Israel and Palestine renew peace talks: will peace treaty be signed in nine months?
The Americans prepared the meeting cautiously – there were no controversial issues on the agenda such as the legal status of Jerusalem, so the negotiations were held in a civilized atmosphere, without slamming doors. But it’s too early to conclude, like John Kerry did, that a peace treaty will be signed in nine months, Dmitry Mariyasis, an expert of the Department of Israel of the Institute of Oriental Studies of the Russian Academy of Sciences, believes.
“I think that now peace is not closer than during any previous peace talks. Former US President Bill Clinton thought Israel and Palestine would sign a peace treaty as in 2000. But 13 years have passed and nothing happened. And, to tell the truth, there is not much hope,” Mariysais said.
In fact, Israel is read y to agree to the establishment of an independent Palestinian state, but without preliminary conditions and within the boundaries the Arabs occupy now. Meanwhile, the Palestinians want to get back the territories on the West bank of the Jordan River occupied by Israel, to create a Palestinian state within the boundaries of 1967, to have refugees back and revise the legal status of Jerusalem. And none of them is ready to compromise, Sergei Seregichev, an expert of the Institute of Oriental Studies.
The problem with a Palestinian state is refugees and territories. If a separate Palestinian state is created, what will they do with millions of Arabs living on the Israel territory? As they, obviously, have no land for all of them on the Palestinian state territory. The second problem is the status of Jerusalem. Those are very painful issues for both countries. And I haven’t heard of any new approach to solve them as neither Israel nor Palestine is going to agree to the declaration of Jerusalem as a neutral city or a city under UN control. And to divide Jerusalem is a very difficult, almost impossible task.
Another problem is that both Israelis and Palestinians don’t tend to negotiations, but Israel now has no reasons to believe in serious intentions of Palestinians, Israel’s Deputy Foreign Minister Ze’ev Elkin said in an interview to the Voice of Russia.

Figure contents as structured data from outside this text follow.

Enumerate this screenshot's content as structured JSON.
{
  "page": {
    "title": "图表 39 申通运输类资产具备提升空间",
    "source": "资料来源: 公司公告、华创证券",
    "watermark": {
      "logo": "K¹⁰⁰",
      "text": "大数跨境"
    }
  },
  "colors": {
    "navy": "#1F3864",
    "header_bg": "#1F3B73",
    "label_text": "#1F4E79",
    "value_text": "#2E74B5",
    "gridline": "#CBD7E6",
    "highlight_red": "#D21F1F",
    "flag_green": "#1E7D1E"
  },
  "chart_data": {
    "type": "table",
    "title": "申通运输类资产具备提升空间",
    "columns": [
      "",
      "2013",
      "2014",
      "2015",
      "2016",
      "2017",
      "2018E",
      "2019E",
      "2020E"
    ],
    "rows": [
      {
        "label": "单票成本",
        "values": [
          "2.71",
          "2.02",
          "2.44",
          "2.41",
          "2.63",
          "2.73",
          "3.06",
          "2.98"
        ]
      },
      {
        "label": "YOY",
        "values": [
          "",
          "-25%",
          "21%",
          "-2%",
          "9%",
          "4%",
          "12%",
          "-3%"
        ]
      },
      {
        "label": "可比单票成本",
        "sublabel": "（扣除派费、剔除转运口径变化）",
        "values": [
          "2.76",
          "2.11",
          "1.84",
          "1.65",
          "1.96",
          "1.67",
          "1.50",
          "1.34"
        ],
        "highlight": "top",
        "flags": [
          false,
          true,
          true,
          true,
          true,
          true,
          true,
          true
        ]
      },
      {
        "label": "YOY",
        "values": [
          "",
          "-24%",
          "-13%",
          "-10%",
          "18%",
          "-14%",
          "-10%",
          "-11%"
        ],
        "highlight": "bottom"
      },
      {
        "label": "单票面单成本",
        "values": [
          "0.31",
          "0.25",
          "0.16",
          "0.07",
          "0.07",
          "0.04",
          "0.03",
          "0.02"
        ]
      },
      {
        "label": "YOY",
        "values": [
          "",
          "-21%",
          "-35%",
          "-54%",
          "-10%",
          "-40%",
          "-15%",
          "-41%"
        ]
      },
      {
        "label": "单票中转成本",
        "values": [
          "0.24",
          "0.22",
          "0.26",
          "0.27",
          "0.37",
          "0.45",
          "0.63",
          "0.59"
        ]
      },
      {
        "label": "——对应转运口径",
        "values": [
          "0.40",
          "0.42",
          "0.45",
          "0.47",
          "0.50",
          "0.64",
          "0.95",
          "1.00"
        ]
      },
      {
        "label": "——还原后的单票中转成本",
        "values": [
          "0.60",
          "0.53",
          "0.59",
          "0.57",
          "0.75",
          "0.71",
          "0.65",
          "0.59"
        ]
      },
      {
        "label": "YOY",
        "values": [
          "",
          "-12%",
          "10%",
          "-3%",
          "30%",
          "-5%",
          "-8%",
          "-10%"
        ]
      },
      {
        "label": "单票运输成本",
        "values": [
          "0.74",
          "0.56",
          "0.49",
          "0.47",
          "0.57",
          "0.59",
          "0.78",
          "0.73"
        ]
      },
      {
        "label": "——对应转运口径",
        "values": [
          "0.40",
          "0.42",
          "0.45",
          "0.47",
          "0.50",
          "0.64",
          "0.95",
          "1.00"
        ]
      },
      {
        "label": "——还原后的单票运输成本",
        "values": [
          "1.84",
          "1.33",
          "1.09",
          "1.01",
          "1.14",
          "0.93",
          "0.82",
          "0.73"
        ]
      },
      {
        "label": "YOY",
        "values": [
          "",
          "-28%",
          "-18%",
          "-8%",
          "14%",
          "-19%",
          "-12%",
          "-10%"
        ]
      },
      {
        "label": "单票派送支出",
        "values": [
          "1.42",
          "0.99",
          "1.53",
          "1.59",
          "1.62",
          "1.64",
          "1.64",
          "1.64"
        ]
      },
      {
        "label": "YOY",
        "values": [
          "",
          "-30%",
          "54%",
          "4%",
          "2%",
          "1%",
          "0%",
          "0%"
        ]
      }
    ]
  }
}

“Some conditions the Palestinian side set are not acceptable. Mahmoud Abbas’s statement that there will be not a single Jew or Israeli in a Palestinian state is very symptomatic. Such a vision of the situation doesn’t look like willingness to achieve peace,” Elkin added.
At the same time the Palestinian administration promises that on any agreement reached during the talks will be held a referendum. Given that Hamas has already expressed its negative attitude to the renewal of the Israeli-Palestinian talks, it will be hard for the Palestinian government to get people’s approval.